There’s an old saying in the dealmaking community that deals beget deals. And in radio, they don’t come much bigger than last week’s announced merger of CBS Radio and Entercom. That’s raised the unavoidable question of whether the landmark agreement will trigger more industry consolidation. The answer, dealmakers say, is yes—with a few important caveats.

On one hand, the bombshell deal is expected to get group heads to take a closer look at their options. “This will definitely force other owners to at least reconsider their growth strategy,” says Bob Heymann, from the Chicago office of the Media Services Group brokerage. “Anytime you have a transaction of this size it will definitely impact the thinking of the other large group owners. The question is…are these other companies in a financial position to do something even if they actually wanted to?”

Heymann and other brokers and analysts doubt the deal will trigger a wave of consolidation in the upper rung of ownership. “There’s not enough capital to do this type of transaction, especially with Cumulus and iHeart,” says Justin Nielson, senior research analyst, Media & Communications at SNL Kagan.

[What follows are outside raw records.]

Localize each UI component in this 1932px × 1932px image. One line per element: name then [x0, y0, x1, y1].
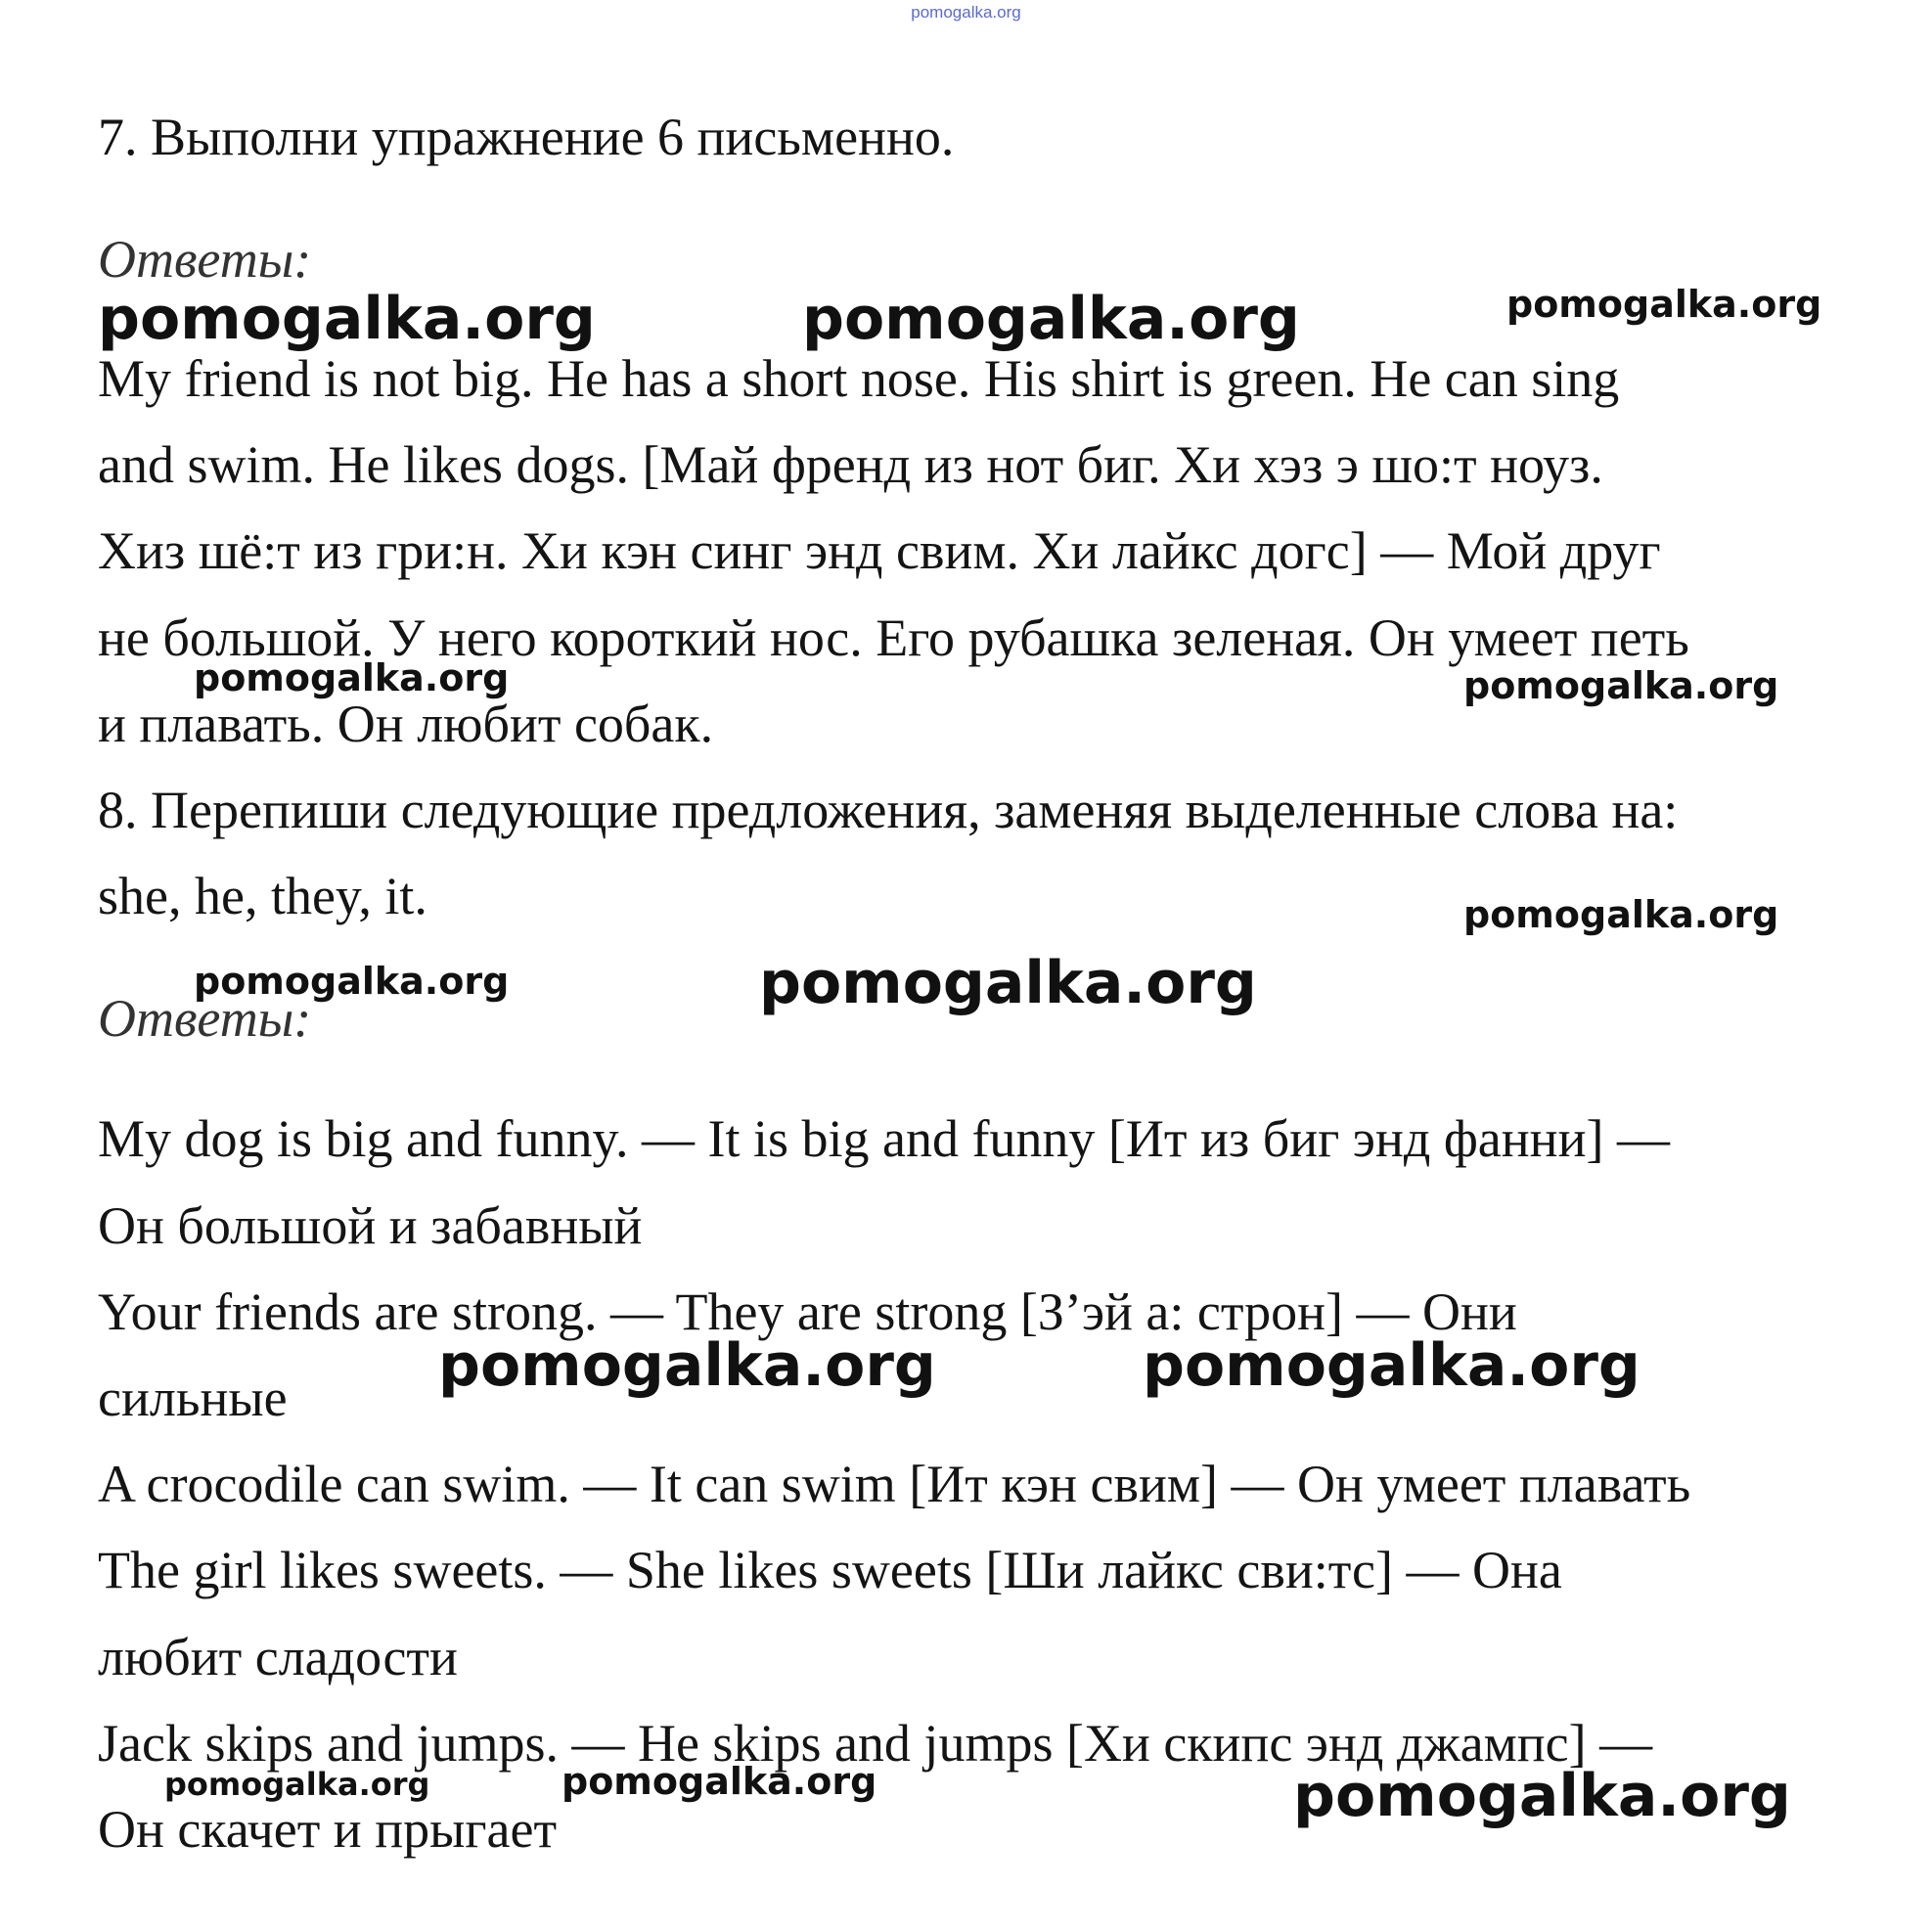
exercise-8-line: Jack skips and jumps. — He skips and jumps [Хи скипс энд джампс] —: [98, 1714, 1653, 1773]
watermark: pomogalka.org: [1463, 893, 1779, 936]
exercise-8-line: Your friends are strong. — They are strong [З’эй а: строн] — Они: [98, 1282, 1517, 1341]
exercise-8-task: she, he, they, it.: [98, 867, 427, 925]
exercise-8-line: Он большой и забавный: [98, 1196, 643, 1255]
watermark: pomogalka.org: [1143, 1331, 1640, 1400]
watermark: pomogalka.org: [1463, 664, 1779, 707]
watermark: pomogalka.org: [562, 1760, 877, 1803]
watermark: pomogalka.org: [194, 960, 510, 1003]
exercise-7-line: and swim. He likes dogs. [Май френд из нот биг. Хи хэз э шо:т ноуз.: [98, 435, 1603, 494]
exercise-7-line: My friend is not big. He has a short nose. His shirt is green. He can sing: [98, 349, 1620, 408]
site-mark: pomogalka.org: [911, 3, 1021, 22]
exercise-7-line: Хиз шё:т из гри:н. Хи кэн синг энд свим. Хи лайкс догс] — Мой друг: [98, 521, 1661, 580]
exercise-8-task: 8. Перепиши следующие предложения, заменяя выделенные слова на:: [98, 781, 1679, 839]
exercise-8-answers-label: Ответы:: [98, 989, 312, 1048]
exercise-8-line: My dog is big and funny. — It is big and funny [Ит из биг энд фанни] —: [98, 1109, 1670, 1168]
exercise-7-line: и плавать. Он любит собак.: [98, 695, 714, 753]
watermark: pomogalka.org: [1293, 1762, 1791, 1830]
exercise-8-line: Он скачет и прыгает: [98, 1800, 558, 1859]
watermark: pomogalka.org: [194, 656, 510, 699]
exercise-8-line: The girl likes sweets. — She likes sweets [Ши лайкс сви:тс] — Она: [98, 1541, 1562, 1599]
exercise-8-line: сильные: [98, 1369, 288, 1427]
watermark: pomogalka.org: [438, 1331, 936, 1400]
watermark: pomogalka.org: [164, 1766, 430, 1803]
exercise-7-task: 7. Выполни упражнение 6 письменно.: [98, 108, 955, 166]
exercise-7-line: не большой. У него короткий нос. Его рубашка зеленая. Он умеет петь: [98, 608, 1689, 667]
watermark: pomogalka.org: [98, 285, 596, 353]
watermark: pomogalka.org: [1506, 283, 1822, 326]
exercise-7-answers-label: Ответы:: [98, 230, 312, 289]
watermark: pomogalka.org: [759, 949, 1257, 1017]
exercise-8-line: A crocodile can swim. — It can swim [Ит кэн свим] — Он умеет плавать: [98, 1455, 1691, 1513]
exercise-8-line: любит сладости: [98, 1628, 458, 1686]
watermark: pomogalka.org: [802, 285, 1300, 353]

However, he sees the merger as a positive for the overall deal market since it will provide a better understanding of what radio station values are in the current marketplace.

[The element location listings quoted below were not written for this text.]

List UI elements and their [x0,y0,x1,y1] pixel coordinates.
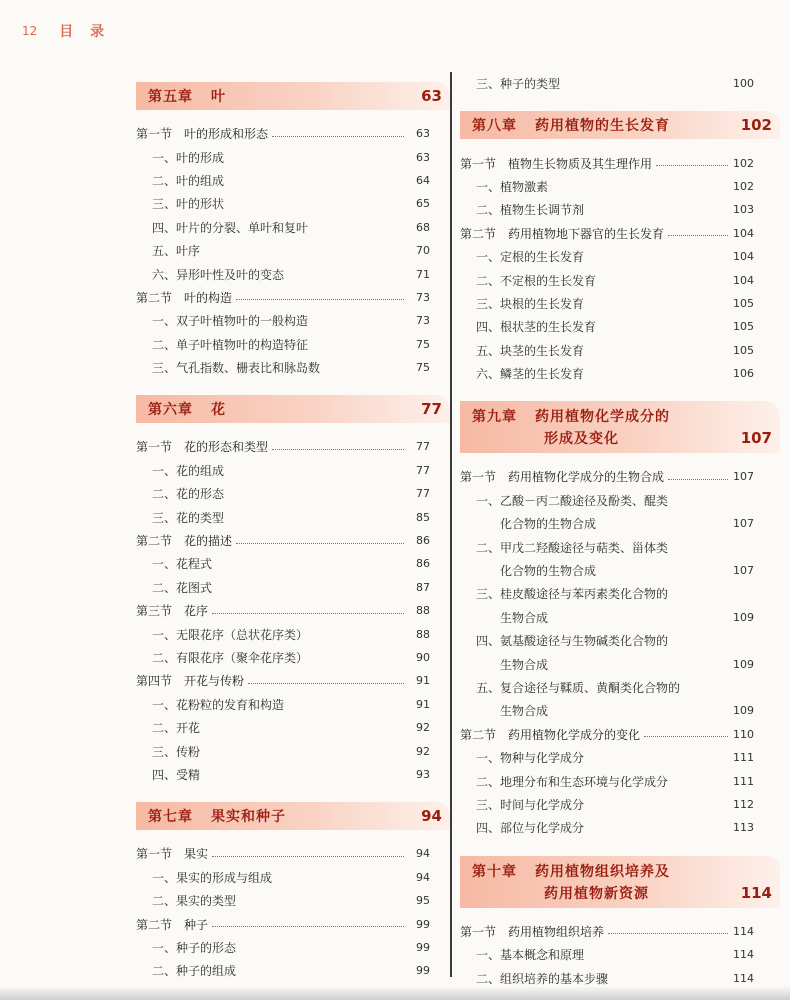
toc-item[interactable] [460,606,754,629]
page-title: 目 录 [59,24,111,40]
toc-item-label: 一、花的组成 [152,463,225,478]
toc-item-page: 109 [733,610,754,624]
toc-section[interactable] [136,599,430,622]
toc-section-label: 第三节 花序 [136,604,209,619]
dot-leader [212,855,404,857]
dot-leader [212,925,404,927]
toc-item-label: 二、果实的类型 [152,894,237,909]
toc-section[interactable] [460,222,754,245]
toc-item-label: 二、有限花序（聚伞花序类） [152,651,309,665]
toc-section-page: 73 [416,290,430,304]
toc-item[interactable] [136,309,430,332]
toc-item-label: 四、根状茎的生长发育 [476,320,597,335]
toc-item[interactable] [136,552,430,575]
toc-item-label: 三、传粉 [152,744,201,759]
toc-item-label: 一、双子叶植物叶的一般构造 [152,314,309,329]
dot-leader [236,298,404,300]
toc-section-page: 107 [733,470,754,484]
toc-item-page: 99 [416,940,430,954]
toc-section-label: 第一节 果实 [136,847,209,862]
toc-item-label: 一、物种与化学成分 [476,751,585,766]
toc-item-page: 109 [733,704,754,718]
dot-leader [248,682,404,684]
toc-section[interactable] [136,912,430,935]
toc-item[interactable] [460,535,754,558]
toc-item-label: 一、果实的形成与组成 [152,870,273,885]
toc-item-page: 87 [416,580,430,594]
toc-item-label: 一、无限花序（总状花序类） [152,627,309,642]
toc-item-label: 六、鳞茎的生长发育 [476,367,585,382]
toc-section-page: 104 [733,226,754,240]
toc-section-page: 110 [733,727,754,741]
toc-item-page: 111 [733,774,754,788]
chapter-heading-line [472,405,772,427]
dot-leader [668,478,728,480]
toc-item[interactable] [136,145,430,168]
toc-section[interactable] [136,122,430,145]
chapter-title: 药用植物化学成分的 [535,409,670,426]
toc-left-column [136,82,442,983]
toc-item-label: 四、受精 [152,767,201,782]
chapter-heading-line [472,882,772,904]
toc-section[interactable] [460,920,754,943]
toc-section-page: 102 [733,156,754,170]
toc-section-page: 114 [733,924,754,938]
toc-item-page: 71 [416,267,430,281]
toc-item-page: 111 [733,751,754,765]
toc-item-label: 三、块根的生长发育 [476,296,585,311]
toc-section-page: 91 [416,674,430,688]
toc-item[interactable] [460,559,754,582]
toc-item-label: 三、气孔指数、栅表比和脉岛数 [152,361,321,376]
toc-item-page: 109 [733,657,754,671]
toc-section[interactable] [136,529,430,552]
toc-item[interactable] [136,889,430,912]
chapter-label: 第六章 [148,402,193,419]
toc-section-label: 第二节 种子 [136,917,209,932]
toc-item[interactable] [460,198,754,221]
toc-item[interactable] [136,576,430,599]
toc-item[interactable] [460,699,754,722]
toc-section-label: 第二节 药用植物地下器官的生长发育 [460,226,665,241]
dot-leader [272,448,404,450]
toc-item-label: 化合物的生物合成 [500,564,597,579]
toc-item[interactable] [460,582,754,605]
toc-item[interactable] [460,292,754,315]
toc-item-page: 88 [416,627,430,641]
toc-item-page: 103 [733,203,754,217]
chapter-page: 107 [740,429,772,448]
toc-item[interactable] [460,512,754,535]
toc-item[interactable] [460,629,754,652]
toc-item[interactable] [460,793,754,816]
toc-item-page: 114 [733,948,754,962]
toc-section[interactable] [136,286,430,309]
toc-item-page: 77 [416,463,430,477]
toc-item[interactable] [460,489,754,512]
chapter-heading[interactable] [136,395,450,423]
chapter-heading[interactable] [136,82,450,110]
toc-item[interactable] [136,739,430,762]
toc-section-label: 第一节 药用植物组织培养 [460,924,605,939]
toc-section[interactable] [136,669,430,692]
toc-item-label: 六、异形叶性及叶的变态 [152,267,285,282]
chapter-label: 第五章 [148,89,193,105]
toc-item-page: 91 [416,697,430,711]
toc-item-label: 二、开花 [152,721,201,736]
chapter-label: 第八章 [472,118,517,135]
toc-item-page: 68 [416,220,430,234]
chapter-title-cont: 形成及变化 [544,431,619,448]
toc-item[interactable] [136,763,430,786]
toc-section-page: 86 [416,534,430,548]
toc-section-label: 第四节 开花与传粉 [136,674,245,689]
toc-item[interactable] [136,459,430,482]
toc-item-page: 65 [416,197,430,211]
chapter-title-cont: 药用植物新资源 [544,885,649,902]
toc-item[interactable] [136,192,430,215]
chapter-heading[interactable] [136,802,450,830]
dot-leader [236,542,404,544]
chapter-page: 94 [421,807,442,826]
toc-item-label: 一、花程式 [152,557,213,572]
toc-item-page: 86 [416,557,430,571]
toc-item-label: 五、块茎的生长发育 [476,343,585,358]
toc-item-label: 二、种子的组成 [152,964,237,979]
toc-item-label: 生物合成 [500,657,549,672]
toc-item[interactable] [460,72,754,95]
toc-item[interactable] [460,943,754,966]
toc-item-page: 100 [733,77,754,91]
toc-section[interactable] [460,723,754,746]
toc-item-label: 一、叶的形成 [152,150,225,165]
toc-item-page: 113 [733,821,754,835]
dot-leader [608,932,728,934]
toc-section-page: 99 [416,917,430,931]
toc-item[interactable] [136,716,430,739]
toc-item[interactable] [460,268,754,291]
toc-item-page: 75 [416,337,430,351]
toc-item-label: 三、种子的类型 [476,77,561,92]
toc-item-label: 三、叶的形状 [152,197,225,212]
toc-item[interactable] [136,866,430,889]
chapter-page: 114 [740,883,772,902]
toc-item[interactable] [136,216,430,239]
toc-item-label: 二、甲戊二羟酸途径与萜类、甾体类 [476,540,669,555]
toc-section-label: 第一节 叶的形成和形态 [136,127,269,142]
toc-item[interactable] [460,746,754,769]
toc-item-page: 106 [733,367,754,381]
toc-item-page: 94 [416,870,430,884]
chapter-heading-line [472,427,772,449]
page-number: 12 [22,24,38,38]
toc-item-page: 77 [416,487,430,501]
toc-section-page: 88 [416,604,430,618]
toc-item-page: 114 [733,971,754,985]
toc-item-label: 一、乙酸－丙二酸途径及酚类、醌类 [476,493,669,508]
chapter-heading-line [472,860,772,882]
chapter-title: 花 [211,402,226,419]
toc-item-label: 一、种子的形态 [152,940,237,955]
page-edge-shadow [0,986,790,1000]
toc-item-page: 102 [733,179,754,193]
toc-item[interactable] [136,262,430,285]
toc-item-page: 85 [416,510,430,524]
dot-leader [272,135,404,137]
toc-item[interactable] [460,769,754,792]
toc-item-page: 105 [733,320,754,334]
toc-item[interactable] [136,169,430,192]
toc-item-label: 二、植物生长调节剂 [476,203,585,218]
dot-leader [668,234,728,236]
toc-item-label: 二、单子叶植物叶的构造特征 [152,337,309,352]
toc-item-page: 107 [733,517,754,531]
toc-item[interactable] [136,482,430,505]
toc-item-label: 二、地理分布和生态环境与化学成分 [476,774,669,789]
toc-item-label: 一、植物激素 [476,179,549,194]
toc-item-label: 三、时间与化学成分 [476,797,585,812]
chapter-heading[interactable] [460,856,780,908]
toc-item[interactable] [460,676,754,699]
toc-item[interactable] [136,505,430,528]
toc-item[interactable] [136,622,430,645]
toc-section-page: 63 [416,127,430,141]
chapter-page: 102 [740,116,772,135]
toc-item[interactable] [136,936,430,959]
toc-section[interactable] [136,842,430,865]
toc-item-label: 一、定根的生长发育 [476,250,585,265]
toc-item-label: 化合物的生物合成 [500,517,597,532]
toc-item-page: 92 [416,744,430,758]
toc-item-label: 三、桂皮酸途径与苯丙素类化合物的 [476,587,669,602]
chapter-title: 药用植物的生长发育 [535,118,670,135]
toc-item-page: 73 [416,314,430,328]
toc-section-label: 第二节 花的描述 [136,534,233,549]
toc-item-page: 95 [416,894,430,908]
chapter-heading[interactable] [460,111,780,139]
dot-leader [644,735,728,737]
toc-item[interactable] [460,816,754,839]
toc-item[interactable] [460,339,754,362]
column-divider [450,72,452,977]
toc-item-page: 112 [733,797,754,811]
toc-item-label: 五、叶序 [152,244,201,259]
toc-section-label: 第二节 药用植物化学成分的变化 [460,727,641,742]
toc-item-page: 104 [733,273,754,287]
toc-item[interactable] [460,175,754,198]
toc-item-label: 二、花的形态 [152,487,225,502]
chapter-title: 叶 [211,89,226,105]
toc-item-label: 四、部位与化学成分 [476,821,585,836]
chapter-page: 77 [421,400,442,419]
toc-item[interactable] [136,239,430,262]
toc-item[interactable] [136,333,430,356]
toc-item-label: 一、花粉粒的发育和构造 [152,697,285,712]
chapter-label: 第七章 [148,809,193,826]
toc-section[interactable] [460,465,754,488]
chapter-title: 药用植物组织培养及 [535,863,670,880]
toc-item-label: 生物合成 [500,610,549,625]
toc-right-column [460,72,772,990]
toc-item-label: 三、花的类型 [152,510,225,525]
toc-section-label: 第二节 叶的构造 [136,290,233,305]
toc-item-page: 104 [733,250,754,264]
toc-item[interactable] [460,652,754,675]
toc-item-page: 90 [416,651,430,664]
toc-section[interactable] [460,151,754,174]
toc-item[interactable] [460,315,754,338]
chapter-label: 第十章 [472,863,517,880]
toc-item-label: 四、叶片的分裂、单叶和复叶 [152,220,309,235]
toc-section-label: 第一节 植物生长物质及其生理作用 [460,156,653,171]
toc-item-label: 五、复合途径与鞣质、黄酮类化合物的 [476,681,681,695]
toc-item-label: 四、氨基酸途径与生物碱类化合物的 [476,634,669,649]
toc-item-page: 105 [733,296,754,310]
toc-section-page: 94 [416,847,430,861]
toc-section[interactable] [136,435,430,458]
toc-item-label: 二、组织培养的基本步骤 [476,971,609,986]
page-header [22,20,110,42]
toc-item[interactable] [136,356,430,379]
toc-item-label: 二、叶的组成 [152,173,225,188]
toc-item-page: 105 [733,343,754,357]
toc-item-page: 70 [416,244,430,258]
toc-item-page: 63 [416,150,430,164]
toc-item[interactable] [136,959,430,982]
toc-item-page: 92 [416,721,430,735]
chapter-page: 63 [421,87,442,105]
toc-item-page: 75 [416,361,430,375]
toc-item-page: 93 [416,767,430,781]
toc-section-label: 第一节 花的形态和类型 [136,440,269,455]
toc-item-page: 107 [733,564,754,578]
toc-item-label: 二、不定根的生长发育 [476,273,597,288]
chapter-heading[interactable] [460,401,780,453]
toc-item-label: 一、基本概念和原理 [476,948,585,963]
toc-section-label: 第一节 药用植物化学成分的生物合成 [460,470,665,485]
chapter-label: 第九章 [472,409,517,426]
toc-item[interactable] [460,362,754,385]
toc-item-page: 64 [416,173,430,187]
toc-item[interactable] [460,245,754,268]
toc-item-page: 99 [416,964,430,978]
toc-item[interactable] [136,693,430,716]
toc-item[interactable] [136,646,430,669]
dot-leader [212,612,404,614]
toc-item-label: 二、花图式 [152,580,213,595]
toc-section-page: 77 [416,440,430,454]
chapter-title: 果实和种子 [211,809,286,826]
dot-leader [656,164,728,166]
toc-item-label: 生物合成 [500,704,549,719]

“There are people saying that this might be a good time to buy, not necessarily to make the biggest deals but some medium and smaller deals,” says Larry Patrick, president of brokerage Larry Patrick Communications. “It’s going to give some people the encouragement to try to get something done now.”

Patrick says he has observed “more energy coming back into the industry” due to the appointment of Ajit Pai as FCC chairman. Pai, a Republican, is seen as being more sympathetic to broadcast issues than his Democratic predecessor Tom Wheeler. “We’re in a new era of deregulation,” Patrick says, noting that the new chairman has, in very shorty order, begun to make positive policy changes for broadcasters.

At the top of the wish list for many large radio companies would be reworking the subcap limits that dictate how many FMs and AMs an operator can own in a market. “I think as we go through the year, most of the broadcasters and the deal people that want to grow bigger are going to be very pleased with what Pai does,” Patrick says.

While he believes the CBS-Entercom deal puts a “positive spin on the radio deal market,” Nielson believes changes to the FCC’s media ownership rules are needed before there can be a large wave of buying and selling. “I don’t know that this will jump start the consolidation phase unless there is some regulatory loosening of some of the ownership caps,” he says.